Upon the cross you breathed your last

*  A simple hymn about the apostle Thomas’ encounter with the risen Christ.


Upon the cross you breathed your last.midi


This writer grew up thinking that ‘Doubting Thomas’ was a moral liability to Jesus and his elite corps of disciples-soon-to-become-apostles. The proper way for all of Jesus’ followers to behave was always to respond to the message ‘Trust me’ with complete acquiescence. Thomas’ scepticism in the face of his eleven colleagues’ report We have seen the Lord was worthy of being remembered only as an example of how Christians should not behave.

But Thomas insisted that Unless I see the mark of the nails in (Jesus’) hands, and put my finger in the mark of the nails and my hand in his side, I will not believe. We may question whether it was not so much Thomas’ scepticism as his manner that subsequent generations of Christians found offensive: his presumption of intimacy, his readiness to ignore the physical boundaries between him and Jesus (and, by implication, between him and everyone else). If Thomas were to be regarded as an exemplar of Christian belonging, then Christians might feel bound to behave as if they belonged intimately “in each other’s core” (see verse 3 of my hymn ‘This body, Lord, is mine and yours’). They might find themselves challenging hierarchic sanctifyings of rank and class and the supposed necessary distances between persons. Many would feel uncomfortable at that.
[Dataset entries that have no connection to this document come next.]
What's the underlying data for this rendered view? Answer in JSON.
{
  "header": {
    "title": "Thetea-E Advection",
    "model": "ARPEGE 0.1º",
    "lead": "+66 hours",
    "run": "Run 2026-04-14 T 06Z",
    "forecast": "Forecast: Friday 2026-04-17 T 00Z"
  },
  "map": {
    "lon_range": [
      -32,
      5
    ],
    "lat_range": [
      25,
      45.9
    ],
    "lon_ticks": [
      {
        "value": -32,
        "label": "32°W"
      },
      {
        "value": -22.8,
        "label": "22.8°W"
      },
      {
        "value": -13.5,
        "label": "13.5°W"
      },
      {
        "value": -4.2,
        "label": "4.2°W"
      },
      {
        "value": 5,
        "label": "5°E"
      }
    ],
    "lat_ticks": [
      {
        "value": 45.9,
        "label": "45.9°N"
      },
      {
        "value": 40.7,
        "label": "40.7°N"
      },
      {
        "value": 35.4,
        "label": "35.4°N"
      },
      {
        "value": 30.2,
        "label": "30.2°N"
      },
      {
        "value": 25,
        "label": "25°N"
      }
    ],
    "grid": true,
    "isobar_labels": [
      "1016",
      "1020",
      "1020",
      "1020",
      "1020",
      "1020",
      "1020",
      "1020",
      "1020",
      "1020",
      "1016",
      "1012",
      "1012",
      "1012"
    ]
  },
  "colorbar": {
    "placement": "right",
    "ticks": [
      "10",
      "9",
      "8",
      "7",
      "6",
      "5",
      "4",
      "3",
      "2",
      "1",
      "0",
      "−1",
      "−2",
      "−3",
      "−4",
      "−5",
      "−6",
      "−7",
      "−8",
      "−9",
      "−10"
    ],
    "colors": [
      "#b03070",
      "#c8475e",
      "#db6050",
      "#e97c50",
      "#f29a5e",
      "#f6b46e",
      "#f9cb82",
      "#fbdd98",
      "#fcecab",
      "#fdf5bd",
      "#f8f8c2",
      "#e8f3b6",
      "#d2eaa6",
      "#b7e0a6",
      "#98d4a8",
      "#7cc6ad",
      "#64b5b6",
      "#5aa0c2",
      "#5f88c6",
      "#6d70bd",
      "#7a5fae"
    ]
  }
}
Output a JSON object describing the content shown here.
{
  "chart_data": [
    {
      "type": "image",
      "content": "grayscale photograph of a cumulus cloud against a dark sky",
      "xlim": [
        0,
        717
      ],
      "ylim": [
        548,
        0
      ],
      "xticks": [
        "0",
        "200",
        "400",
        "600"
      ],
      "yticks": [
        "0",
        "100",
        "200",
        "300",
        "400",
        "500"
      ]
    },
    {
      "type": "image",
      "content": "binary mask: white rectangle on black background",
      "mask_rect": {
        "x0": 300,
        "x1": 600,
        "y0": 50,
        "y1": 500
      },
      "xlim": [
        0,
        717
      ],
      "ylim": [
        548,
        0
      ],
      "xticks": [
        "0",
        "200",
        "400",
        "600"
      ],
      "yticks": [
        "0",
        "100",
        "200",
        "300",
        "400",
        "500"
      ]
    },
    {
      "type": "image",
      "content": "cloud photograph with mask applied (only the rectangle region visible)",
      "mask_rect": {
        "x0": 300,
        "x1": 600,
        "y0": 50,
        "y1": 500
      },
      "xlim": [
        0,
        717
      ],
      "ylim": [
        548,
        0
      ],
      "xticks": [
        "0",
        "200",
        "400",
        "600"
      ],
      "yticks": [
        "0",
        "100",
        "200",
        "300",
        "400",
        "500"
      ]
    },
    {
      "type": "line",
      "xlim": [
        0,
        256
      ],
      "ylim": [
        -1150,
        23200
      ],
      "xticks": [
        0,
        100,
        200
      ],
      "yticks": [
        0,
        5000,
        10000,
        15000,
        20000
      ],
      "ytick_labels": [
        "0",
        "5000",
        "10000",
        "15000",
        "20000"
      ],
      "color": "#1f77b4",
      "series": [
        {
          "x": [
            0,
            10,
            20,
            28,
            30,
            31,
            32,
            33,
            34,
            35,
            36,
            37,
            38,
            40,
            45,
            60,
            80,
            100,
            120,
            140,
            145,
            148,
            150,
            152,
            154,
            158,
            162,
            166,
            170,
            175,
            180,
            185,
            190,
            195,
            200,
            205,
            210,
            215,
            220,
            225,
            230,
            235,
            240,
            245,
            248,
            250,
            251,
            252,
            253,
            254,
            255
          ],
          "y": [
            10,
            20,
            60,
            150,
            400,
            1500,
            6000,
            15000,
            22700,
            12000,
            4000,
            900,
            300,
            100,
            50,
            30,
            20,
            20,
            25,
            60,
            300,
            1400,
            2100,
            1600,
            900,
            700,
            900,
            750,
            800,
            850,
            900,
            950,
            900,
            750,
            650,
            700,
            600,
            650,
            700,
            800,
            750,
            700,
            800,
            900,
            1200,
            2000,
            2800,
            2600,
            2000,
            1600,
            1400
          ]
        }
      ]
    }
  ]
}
On the other hand, if individuals within corporate bodies insist on casting doubt on every report passed on to them by others in the group, the cohesion and effectiveness of the group could be undermined. So attempts to rehabilitate Thomas must therefore not implicitly impugn the integrity of the disciples as a whole and their witness to the resurrected Christ. The integrity of the Church is not diminished by the integrity of any of its members, even though one of them may charge the rest with failing to satisfy that one’s needs.

But the Gospel writer does not judge either the eleven or Thomas, the absent twelfth member. The issue in the Gospel is not about the behaviour of Thomas or his colleagues, but about the dependability, the enduring stability, of Jesus’ resurrection. The Jesus whom ‘the eleven’ saw was no fleeting apparition; yet neither they nor Thomas could have known otherwise. What has been represented widely as Thomas’ (reprehensible) doubting actually serves in the narrative to give substance to the account of the resurrection. For at Jesus’ next appearance he is recognized as having three dimensions at least, being solidly enfleshed, and able to pass at will through closed doors.

So this short hymn aims to take the Gospel-writer’s perspective. Beginning with a recollection of John’s telling of Jesus’ death (he … gave up his spirit[1]), the worshipper acknowledges Jesus after his death, breathing ‘as at first’, revealing his ‘life, no more to die’. The hymn does not presume to explore how this might be so, no more than does Gospel-writer: it is simply the most momentous ‘given’.

As in the Gospel, so in the hymn: Thomas is not singled out for condemnation or pity. He is the representative of those throughout time who have not experienced the full dimensions of Jesus’ resurrection, yet who long for all that the resurrection promises. As Paul put it: I want to know Christ and the power of his resurrection and the sharing of his sufferings by becoming like him in his death, if somehow I might attain the resurrection of the dead[2].

The music EISENACH is put to work to carry the lyric, because its simplicity admirably matches the simplicity of the words’ sense. In essence the hymn is an unaffected prayer, and few if any hymn-tunes are less pretentious than this one.